MIAMI – When the U.S. recognized Venezuelan opposition leader Juan Guaidó as the nation's rightful leader last year it did more than just trigger a bitter feud with socialist leader Nicolás Maduro. Increasingly, it's also unleashing a torrent of lawsuits.
The latest came Tuesday, when the Guaidó-appointed board of Citgo, the U.S. subsidiary of Venezuela's state oil company, filed a lawsuit in federal court in Houston against a former contractor seeking to recover millions of dollars in damages.
The lawsuit accuses José Manuel González and his Miami-based Petroleum Logistics Service Corp. of providing gifts including cash, jewelry, private artwork, chartered flights and even a handpicked Houston apartment to senior executives at Citgo. In exchange, officials paid González $20 million between 2014 and 2018 to provide goods and services to Citgo's parent company, PDVSA, at inflated prices.

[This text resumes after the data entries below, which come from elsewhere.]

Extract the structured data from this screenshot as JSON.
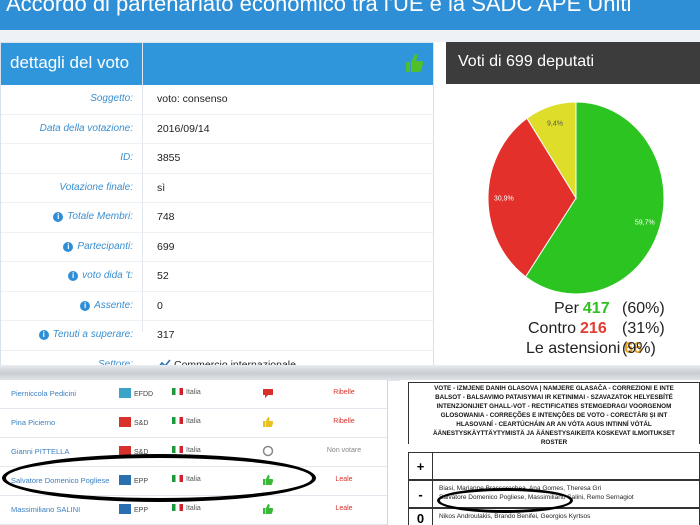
{
  "banner": {
    "title": "Accordo di partenariato economico tra l'UE e la SADC APE Uniti"
  },
  "details": {
    "header": "dettagli del voto",
    "rows": [
      {
        "label": "Soggetto:",
        "value": "voto: consenso",
        "info": false
      },
      {
        "label": "Data della votazione:",
        "value": "2016/09/14",
        "info": false
      },
      {
        "label": "ID:",
        "value": "3855",
        "info": false
      },
      {
        "label": "Votazione finale:",
        "value": "sì",
        "info": false
      },
      {
        "label": "Totale Membri:",
        "value": "748",
        "info": true
      },
      {
        "label": "Partecipanti:",
        "value": "699",
        "info": true
      },
      {
        "label": "voto dida 't:",
        "value": "52",
        "info": true
      },
      {
        "label": "Assente:",
        "value": "0",
        "info": true
      },
      {
        "label": "Tenuti a superare:",
        "value": "317",
        "info": true
      },
      {
        "label": "Settore:",
        "value": "Commercio internazionale",
        "info": false,
        "icon": "trend-line-icon"
      }
    ]
  },
  "votes_panel": {
    "header": "Voti di 699 deputati",
    "stats": [
      {
        "label": "Per",
        "count": "417",
        "pct": "(60%)",
        "color": "#2ec21f"
      },
      {
        "label": "Contro",
        "count": "216",
        "pct": "(31%)",
        "color": "#e43a2f"
      },
      {
        "label": "Le astensioni",
        "count": "66",
        "pct": "(9%)",
        "color": "#e0a020"
      }
    ]
  },
  "chart_data": {
    "type": "pie",
    "title": "",
    "slices": [
      {
        "label": "59,7%",
        "value": 59.7,
        "color": "#2cc420"
      },
      {
        "label": "30,9%",
        "value": 30.9,
        "color": "#e3302b"
      },
      {
        "label": "9,4%",
        "value": 9.4,
        "color": "#dede2a"
      }
    ]
  },
  "members": [
    {
      "name": "Pierniccola Pedicini",
      "group": "EFDD",
      "group_color": "#3aa4c8",
      "country": "Italia",
      "vote_icon": "speech-bubble-icon",
      "vote_icon_color": "#d8302a",
      "vote": "Ribelle",
      "vote_color": "#d8302a"
    },
    {
      "name": "Pina Picierno",
      "group": "S&D",
      "group_color": "#d8302a",
      "country": "Italia",
      "vote_icon": "thumb-icon",
      "vote_icon_color": "#e8c020",
      "vote": "Ribelle",
      "vote_color": "#d8302a"
    },
    {
      "name": "Gianni PITTELLA",
      "group": "S&D",
      "group_color": "#d8302a",
      "country": "Italia",
      "vote_icon": "circle-icon",
      "vote_icon_color": "#888888",
      "vote": "Non votare",
      "vote_color": "#888888"
    },
    {
      "name": "Salvatore Domenico Pogliese",
      "group": "EPP",
      "group_color": "#2a6fb0",
      "country": "Italia",
      "vote_icon": "thumb-up-icon",
      "vote_icon_color": "#3ab83a",
      "vote": "Leale",
      "vote_color": "#d8302a"
    },
    {
      "name": "Massimiliano SALINI",
      "group": "EPP",
      "group_color": "#2a6fb0",
      "country": "Italia",
      "vote_icon": "thumb-up-icon",
      "vote_icon_color": "#3ab83a",
      "vote": "Leale",
      "vote_color": "#d8302a"
    }
  ],
  "rollcall": {
    "header_lines": [
      "VOTE - IZMJENE DANIH GLASOVA | NAMJERE GLASAČA - CORREZIONI E INTE",
      "BALSOT - BALSAVIMO PATAISYMAI IR KETINIMAI - SZAVAZATOK HELYESBÍTÉ",
      "INTENZJONIJIET GHALL-VOT - RECTIFICATIES STEMGEDRAG/ VOORGENOM",
      "GLOSOWANIA - CORREÇÕES E INTENÇÕES DE VOTO - CORECTĂRI ȘI INT",
      "HLASOVANÍ - CEARTÚCHÁIN AR AN VÓTA AGUS INTINNÍ VÓTÁL",
      "ÄÄNESTYSKÄYTTÄYTYMISTÄ JA ÄÄNESTYSAIKEITA KOSKEVAT ILMOITUKSET",
      "ROSTER"
    ],
    "rows": [
      {
        "sign": "+",
        "names": [
          ""
        ]
      },
      {
        "sign": "-",
        "names": [
          "Biasi, Marianne Brasserechea, Ana Gomes, Theresa Gri",
          "Salvatore Domenico Pogliese, Massimiliano Salini, Remo Sernagiot"
        ]
      },
      {
        "sign": "0",
        "names": [
          "Nikos Androulakis, Brando Benifei, Georgios Kyrtsos"
        ]
      }
    ]
  }
}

"Citgo lost millions of dollars as a result," the lawsuit alleges.
The lawsuit follows a similar complaint filed by Citgo two weeks ago against former Miami congressman David Rivera for allegedly breaking a $50 million consulting contract with PDVSA. The company has also sought a U.S. court order blocking bondholders from exercising collateral rights over the state-owned refiner and invalidating $1.7 billion in debt.
Both lawsuits highlight the increasingly tight relationship between Guaidó and the U.S. Justice Department. As attorneys for the new Citgo board, under subpoena, sift through internal documents trying to get a handle on the company's legal vulnerabilities it's found common cause with prosecutors targeting vast corruption in Venezuela's bankrupt petroleum industry. To date, 28 individuals have been charged as part of the ongoing probe by prosecutors in Houston, Miami and Washington.
Among the many who have pleaded guilty is González, who was arrested arriving to Miami International Airport in 2018 on charges of paying $629,000 in bribes to the former general manager of Bariven, PDVSA’s procurement subsidiary. In pleading guilty to one count of conspiring to violate the Foreign Corrupt Practices Act, González also admitted to funneling kickbacks to officials at PDVSA and Citgo.
The latest lawsuit, reflecting the evidence presented in the criminal complaint against González, does not name the five Citgo officials who allegedly took bribes. But all of them were members of a special department charged with procurement efforts on behalf of PDVSA.